Attacked on several fronts, TikTok, a subsidiary of the Chinese group Bytedance, claims to have eliminated 82% of videos linked to criminal practices on its own initiative in the third quarter of 2022.
Its CEO Shou Chew will be heard Thursday by a powerful parliamentary committee of the House of Representatives in Washington.
300 investigation files
Mexican authorities conduct their own investigations and cybersecurity operations to combat organized crime online.
In a room full of computers in Mexico City, experts from the General Prosecutor’s Criminal Investigation Agency have been tracking social media profiles since 2017.
The unit has been involved in some 300 human trafficking investigation files, according to an official spokesman, Rolando Rosas.

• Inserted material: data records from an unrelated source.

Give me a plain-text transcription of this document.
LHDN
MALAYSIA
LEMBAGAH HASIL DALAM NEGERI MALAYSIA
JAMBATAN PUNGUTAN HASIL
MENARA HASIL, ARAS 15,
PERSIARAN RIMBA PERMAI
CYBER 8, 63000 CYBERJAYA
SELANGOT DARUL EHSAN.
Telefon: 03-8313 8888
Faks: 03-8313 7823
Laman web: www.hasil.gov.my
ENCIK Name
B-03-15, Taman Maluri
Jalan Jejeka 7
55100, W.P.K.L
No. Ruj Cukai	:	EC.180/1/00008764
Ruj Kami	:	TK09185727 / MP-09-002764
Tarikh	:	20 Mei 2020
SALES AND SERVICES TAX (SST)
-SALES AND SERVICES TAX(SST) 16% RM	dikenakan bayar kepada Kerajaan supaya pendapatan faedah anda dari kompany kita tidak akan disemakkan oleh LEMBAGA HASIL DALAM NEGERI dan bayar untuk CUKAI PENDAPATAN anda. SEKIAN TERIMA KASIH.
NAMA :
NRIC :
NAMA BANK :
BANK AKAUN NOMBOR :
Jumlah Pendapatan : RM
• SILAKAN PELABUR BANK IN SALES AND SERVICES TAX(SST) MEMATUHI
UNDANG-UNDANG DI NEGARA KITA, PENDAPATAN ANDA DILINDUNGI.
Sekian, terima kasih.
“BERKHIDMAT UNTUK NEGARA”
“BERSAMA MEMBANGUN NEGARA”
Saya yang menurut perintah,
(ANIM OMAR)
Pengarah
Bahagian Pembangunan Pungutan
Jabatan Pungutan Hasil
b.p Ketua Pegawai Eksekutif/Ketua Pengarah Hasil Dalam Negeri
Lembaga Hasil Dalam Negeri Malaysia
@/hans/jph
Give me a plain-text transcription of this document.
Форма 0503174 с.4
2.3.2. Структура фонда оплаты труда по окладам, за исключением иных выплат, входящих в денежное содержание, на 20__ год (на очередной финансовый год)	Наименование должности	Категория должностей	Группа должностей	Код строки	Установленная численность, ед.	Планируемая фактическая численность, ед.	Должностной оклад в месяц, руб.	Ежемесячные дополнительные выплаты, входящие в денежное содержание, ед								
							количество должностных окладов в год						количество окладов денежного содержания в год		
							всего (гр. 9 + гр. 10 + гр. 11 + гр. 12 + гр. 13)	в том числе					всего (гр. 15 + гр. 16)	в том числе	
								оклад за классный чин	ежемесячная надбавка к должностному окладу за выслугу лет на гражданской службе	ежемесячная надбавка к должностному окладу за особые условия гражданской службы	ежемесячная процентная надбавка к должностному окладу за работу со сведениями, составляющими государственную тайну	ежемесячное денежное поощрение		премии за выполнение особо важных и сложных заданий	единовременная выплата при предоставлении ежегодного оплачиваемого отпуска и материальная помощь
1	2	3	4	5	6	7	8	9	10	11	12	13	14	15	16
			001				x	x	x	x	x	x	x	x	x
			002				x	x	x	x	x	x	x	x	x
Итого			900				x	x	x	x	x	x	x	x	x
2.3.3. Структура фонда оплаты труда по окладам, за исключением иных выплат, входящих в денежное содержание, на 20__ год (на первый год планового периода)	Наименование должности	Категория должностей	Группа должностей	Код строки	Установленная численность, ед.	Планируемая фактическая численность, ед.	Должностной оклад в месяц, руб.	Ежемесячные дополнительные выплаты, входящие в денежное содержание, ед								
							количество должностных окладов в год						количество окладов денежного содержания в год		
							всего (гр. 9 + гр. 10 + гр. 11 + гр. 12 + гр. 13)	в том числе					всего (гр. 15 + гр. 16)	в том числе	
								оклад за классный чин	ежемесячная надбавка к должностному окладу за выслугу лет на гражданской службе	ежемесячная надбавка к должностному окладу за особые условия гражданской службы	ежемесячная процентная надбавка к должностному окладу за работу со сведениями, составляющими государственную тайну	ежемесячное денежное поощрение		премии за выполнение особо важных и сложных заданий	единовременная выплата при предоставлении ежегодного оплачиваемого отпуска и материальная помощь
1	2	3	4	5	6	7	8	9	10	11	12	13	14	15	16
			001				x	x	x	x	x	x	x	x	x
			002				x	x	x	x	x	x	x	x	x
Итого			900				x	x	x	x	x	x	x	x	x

Rosas emphasizes the good cooperation with the platforms: “Digital service companies are obliged to provide information in the event of a crime”.
The unit’s agents intervene when a trafficker’s payment is negotiated or materialized by cybernetic means, according to the head of the unit, Benjamín Oviedo.
An IOM report from February confirms that TikTok is used as a “means of promotion” by smugglers, for example by showing videos of “successful cases of irregular crossings” in the United States.
IOM conducted its survey of 531 migrants in transit, of whom 64% said they had access to a smartphone and the internet during their trip.